5 things we learned at the 2014 French Open - NBC Sports

5 things we learned at the 2014 French Open
APWF
Russia's Maria Sharapova poses with the trophy in front of the Eiffel Tower, one day after defeating Romania's Simona Halep in the women's final of the French Open tennis tournament in Paris, France, Sunday, June 8, 2014. (AP Photo/Michel Euler)
June 9, 2014, 3:19 am

PARIS (AP) Heading into the French Open, there appeared to be reasons to wonder whether Rafael Nadal would leave Roland Garros as the champion yet again.

There were the three losses on clay, including one last month to Novak Djokovic.

There was the aching back that hampered Nadal during a loss in the Australian Open final in January - and, it turned out, flared up again in Paris.

And there was the question of whether Nadal could keep up his near-perfection at the French Open, a tournament he has dominated the way no man ever has dominated any of tennis' Grand Slams.

In the end, none of it mattered. Nadal beat Djokovic 3-6, 7-5, 6-2, 6-4 in Sunday's final to improve to 66-1 at Roland Garros, including 35 wins in a row. Nadal owns nine French Open titles, the last five in a row.

"Today, the tennis gives me back what happened in Australia," Nadal said. "For me, playing here in Roland Garros is just unforgettable, forever."

Here are five things we learned during the 2014 French Open:

NADAL'S PLACE IN HISTORY: It was only a dozen years ago, at the 2002 U.S. Open, that Pete Sampras won his record 14th Grand Slam title. At the time, no one else had more than 12. The next year, Roger Federer won the first of what are now 17 majors. Now Nadal has raised his total to 14 - less than a week after his 28th birthday, so there is time to add to it. He is about two months older than Federer was when he got No. 14.

DJOKOVIC'S CAREER SLAM: Once more, Djokovic came close to joining Federer and Nadal as an owner of a career Grand Slam. And once more, Djokovic ran into Nadal. Djokovic is 0-6 against Nadal at the French Open, including losses in the 2012 final and 2013 semifinals. Federer went through something similar - he lost to Nadal in Paris in the 2005 semifinals and every final from 2006-08, before finally getting his French Open title in 2009, after Nadal lost to Robin Soderling in the fourth round. Maybe Djokovic just needs a little help, too. "He deserves to win this tournament," Nadal said. "I am sure he will do it in the future."

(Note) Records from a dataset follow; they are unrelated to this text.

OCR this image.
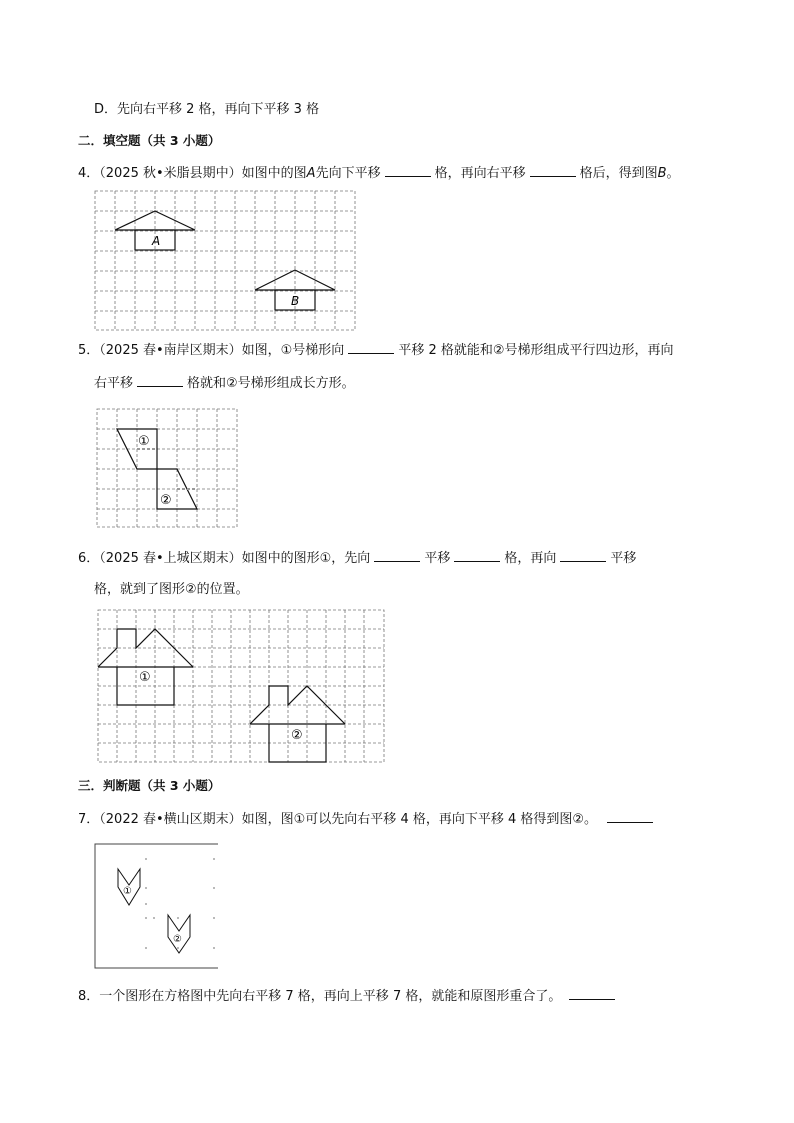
D．先向右平移 2 格，再向下平移 3 格
二．填空题（共 3 小题）
4．（2025 秋•米脂县期中）如图中的图A先向下平移	格，再向右平移	格后，得到图B。
A
B
5．（2025 春•南岸区期末）如图，①号梯形向	平移 2 格就能和②号梯形组成平行四边形，再向
右平移	格就和②号梯形组成长方形。
①
②
6．（2025 春•上城区期末）如图中的图形①，先向	平移	格，再向	平移
格，就到了图形②的位置。
①
②
三．判断题（共 3 小题）
7．（2022 春•横山区期末）如图，图①可以先向右平移 4 格，再向下平移 4 格得到图②。
①
②
8．一个图形在方格图中先向右平移 7 格，再向上平移 7 格，就能和原图形重合了。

THE BIG 2: Nadal and Djokovic are separating themselves from the other two members of the Big 4, Federer and Andy Murray. Federer, 32, has lost before the quarterfinals at three of the last four majors. Murray made the French Open semifinals, but was overwhelmed by Nadal 6-3, 6-2, 6-1. Setting his sights on a title defense at Wimbledon starting June 23, Murray made a groundbreaking choice for his new coach, hiring former women's No. 1 Amelie Mauresmo.

SHARAPOVA'S BACK: After a second-round loss at Wimbledon in 2013, Sharapova played one match the rest of the year, because her surgically repaired right shoulder acted up. Her second French Open title proves she is back - and might be ready to win a second Wimbledon trophy 10 years after her first. Sharapova still has problems serving - 12 double-faults in her 6-4, 6-7 (5), 6-4 victory over Simona Halep on Saturday - but if she can keep winning third sets at her current rate, that might not matter.

WILLIAMS AT WIMBLEDON: Serena Williams' title defense ended meekly, with a 6-2, 6-2 second-round loss to 20-year-old Garbine Muguruza, one of the up-and-comers who made an impression in Paris (Halep is 22; semifinalist Eugenie Bouchard is 20). No one reacts better to disappointment than Williams, so look out at Wimbledon.